Sister Mariella Gable Series

2011 Winner

One Day I Will Write About This Place
A Memoir

  

Binyavanga Wainaina

 

One Day I Will Write About This Place

 

Binyavanga Wainaina is a Bard Fellow and the Director of the Chinua Achebe Center for African Literature and Languages at Bard College.  He is from Kenya and lives in New York.

 Wainaina is an author and journalist.  He received the Caine Prize for African Writing in 2002, and since then, many writers featured in the East African literary magazine Kwani? that he founded have received the Caine Prize as well.  In 2003, the Kenya Publisher's Association presented him with an award for his services to Kenyan Literature.

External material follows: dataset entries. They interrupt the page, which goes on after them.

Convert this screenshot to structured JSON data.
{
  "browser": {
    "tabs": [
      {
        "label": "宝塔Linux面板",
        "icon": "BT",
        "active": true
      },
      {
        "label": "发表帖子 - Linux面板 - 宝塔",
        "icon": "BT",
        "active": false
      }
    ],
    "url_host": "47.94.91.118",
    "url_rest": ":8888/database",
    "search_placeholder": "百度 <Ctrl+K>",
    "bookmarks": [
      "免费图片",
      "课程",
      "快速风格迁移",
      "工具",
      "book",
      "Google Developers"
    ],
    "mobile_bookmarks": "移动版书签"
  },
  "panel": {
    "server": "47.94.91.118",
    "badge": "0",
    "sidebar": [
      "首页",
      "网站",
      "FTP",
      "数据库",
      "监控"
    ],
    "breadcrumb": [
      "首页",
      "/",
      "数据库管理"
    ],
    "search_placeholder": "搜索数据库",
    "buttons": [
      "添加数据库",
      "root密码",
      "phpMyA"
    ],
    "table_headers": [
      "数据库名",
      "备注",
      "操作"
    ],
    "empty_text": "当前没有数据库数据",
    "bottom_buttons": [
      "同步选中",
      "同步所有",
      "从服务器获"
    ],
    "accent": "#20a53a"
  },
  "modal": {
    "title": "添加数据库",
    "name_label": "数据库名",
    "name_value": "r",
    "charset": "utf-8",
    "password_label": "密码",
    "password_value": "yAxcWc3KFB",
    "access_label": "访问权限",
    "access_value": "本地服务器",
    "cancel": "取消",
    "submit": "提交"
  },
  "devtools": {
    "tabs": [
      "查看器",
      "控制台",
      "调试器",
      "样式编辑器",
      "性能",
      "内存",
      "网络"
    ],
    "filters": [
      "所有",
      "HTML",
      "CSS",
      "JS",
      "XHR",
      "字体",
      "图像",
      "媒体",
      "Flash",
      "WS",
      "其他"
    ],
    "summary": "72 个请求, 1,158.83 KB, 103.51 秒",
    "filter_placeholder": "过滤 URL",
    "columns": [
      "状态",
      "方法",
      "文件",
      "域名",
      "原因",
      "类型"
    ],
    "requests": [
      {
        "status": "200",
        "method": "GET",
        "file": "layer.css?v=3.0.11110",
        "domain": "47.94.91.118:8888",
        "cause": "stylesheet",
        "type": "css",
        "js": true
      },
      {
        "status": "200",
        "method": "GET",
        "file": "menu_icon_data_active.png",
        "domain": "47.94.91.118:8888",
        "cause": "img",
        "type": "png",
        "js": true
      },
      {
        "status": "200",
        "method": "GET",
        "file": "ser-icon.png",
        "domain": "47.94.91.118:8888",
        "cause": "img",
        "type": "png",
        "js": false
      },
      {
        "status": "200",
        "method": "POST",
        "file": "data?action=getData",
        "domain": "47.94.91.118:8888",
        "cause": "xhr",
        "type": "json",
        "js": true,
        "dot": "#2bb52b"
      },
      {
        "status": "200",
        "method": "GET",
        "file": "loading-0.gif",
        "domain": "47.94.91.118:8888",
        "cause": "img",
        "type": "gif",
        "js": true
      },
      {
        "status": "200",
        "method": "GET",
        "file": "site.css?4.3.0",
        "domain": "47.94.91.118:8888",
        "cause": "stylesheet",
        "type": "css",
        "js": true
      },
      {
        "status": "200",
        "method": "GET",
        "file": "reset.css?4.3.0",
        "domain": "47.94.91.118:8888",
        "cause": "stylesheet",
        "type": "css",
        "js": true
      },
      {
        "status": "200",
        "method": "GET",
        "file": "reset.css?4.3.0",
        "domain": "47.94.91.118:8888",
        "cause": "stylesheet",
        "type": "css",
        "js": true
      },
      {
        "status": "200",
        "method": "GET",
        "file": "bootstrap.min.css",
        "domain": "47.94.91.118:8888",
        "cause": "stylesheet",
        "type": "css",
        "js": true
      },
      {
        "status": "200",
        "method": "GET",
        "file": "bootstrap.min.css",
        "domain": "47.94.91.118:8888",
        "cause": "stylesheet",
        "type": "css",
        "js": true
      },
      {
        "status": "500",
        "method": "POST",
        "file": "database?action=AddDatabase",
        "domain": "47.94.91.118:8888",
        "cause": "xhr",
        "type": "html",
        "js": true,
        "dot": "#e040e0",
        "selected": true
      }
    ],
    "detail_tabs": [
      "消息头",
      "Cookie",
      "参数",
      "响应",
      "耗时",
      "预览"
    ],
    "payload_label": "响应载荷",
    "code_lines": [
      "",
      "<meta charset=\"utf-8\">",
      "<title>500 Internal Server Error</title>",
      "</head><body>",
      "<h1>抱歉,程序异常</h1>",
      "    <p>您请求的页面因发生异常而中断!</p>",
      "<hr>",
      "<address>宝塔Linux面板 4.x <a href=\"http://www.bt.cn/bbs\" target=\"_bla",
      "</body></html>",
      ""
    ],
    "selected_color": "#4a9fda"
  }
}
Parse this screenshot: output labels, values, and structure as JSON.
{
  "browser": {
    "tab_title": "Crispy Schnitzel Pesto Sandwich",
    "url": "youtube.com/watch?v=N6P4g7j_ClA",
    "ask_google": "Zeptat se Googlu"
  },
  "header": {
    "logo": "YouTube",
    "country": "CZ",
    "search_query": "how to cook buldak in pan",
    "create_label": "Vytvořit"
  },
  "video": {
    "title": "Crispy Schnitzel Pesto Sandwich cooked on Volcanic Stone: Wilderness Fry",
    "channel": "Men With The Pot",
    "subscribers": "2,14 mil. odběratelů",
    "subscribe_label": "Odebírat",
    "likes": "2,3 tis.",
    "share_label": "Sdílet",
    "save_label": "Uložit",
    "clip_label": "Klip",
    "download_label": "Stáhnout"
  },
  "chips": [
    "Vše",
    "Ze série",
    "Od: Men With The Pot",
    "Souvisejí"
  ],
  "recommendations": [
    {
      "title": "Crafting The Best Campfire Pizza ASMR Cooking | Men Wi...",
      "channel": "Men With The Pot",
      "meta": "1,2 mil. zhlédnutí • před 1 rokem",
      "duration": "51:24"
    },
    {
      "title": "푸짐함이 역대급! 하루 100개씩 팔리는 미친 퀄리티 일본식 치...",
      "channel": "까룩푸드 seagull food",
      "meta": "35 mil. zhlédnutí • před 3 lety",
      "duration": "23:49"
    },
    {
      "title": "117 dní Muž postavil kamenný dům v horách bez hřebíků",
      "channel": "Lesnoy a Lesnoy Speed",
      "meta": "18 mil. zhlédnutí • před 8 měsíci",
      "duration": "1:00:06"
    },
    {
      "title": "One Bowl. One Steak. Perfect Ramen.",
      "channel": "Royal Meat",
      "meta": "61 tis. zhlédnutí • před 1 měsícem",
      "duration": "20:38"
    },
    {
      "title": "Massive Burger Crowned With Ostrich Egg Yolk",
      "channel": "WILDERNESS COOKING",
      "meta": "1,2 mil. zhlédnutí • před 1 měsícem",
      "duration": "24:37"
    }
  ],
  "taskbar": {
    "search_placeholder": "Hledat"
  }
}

Wainaina's first novel One Day I Will Write About This Place was published by Graywolf Press.

Wednesday, March 28, 7:30 p.m.
Gorecki A and B, CSB

About the Award

Sister Mariella Gable's spirit inspires the Literary Arts Institute and all of its programs. Dante scholar, poet, editor, writer, champion of new fiction, the late Sister Mariella Gable was an outstanding English professor who taught at the College of Saint Benedict from 1928-1973. In the Spring of 1984, she produced an essay on the first fifty years of CSB history, "In League with the Future". She guided many students into lives informed by literature and played an important role in the early careers of such writers as Flannery O'Connor, Betty Wahl, and J.F. Powers. An essay about Sister Mariella and her writings was written by Sister Nancy Hynes for the introduction to Mariella's book, The Literature of Spiritual Values and Catholic Fiction.

The Sister Mariella Gable Award is given each year by the College of Saint Benedict for an important work of literature published by Graywolf Press. Graywolf Press, recently described by Ploughshares magazine as, "arguably the best small press in the country," and the Literary Arts Institute have formed an innovative collaboration to explore new ways of promoting the literary arts on campus, to audiences in the surrounding area, and in the Twin Cities. The 2009 winner of the Sister Mariella Gable Prize is The Art of Syntax: Rhythm of Thought, Rhythm of Song by Ellen Bryant Voigt. Past winners include All of it Singing by Linda Gregg, Duende by Tracy K. Smith, the trilogy, Variation on the Theme of an African Dictatorship by Nurruddin Farah, The Collected Poems of Jane Kenyon by Jane Kenyon, The Weatherman by Clint McCown, One Vacant Chairby Joe Coomer, The House on Eccles Road by Judith Kitchen, and Loverboy by Victoria Redel, which was made into a movie by Kevin Bacon in 2005.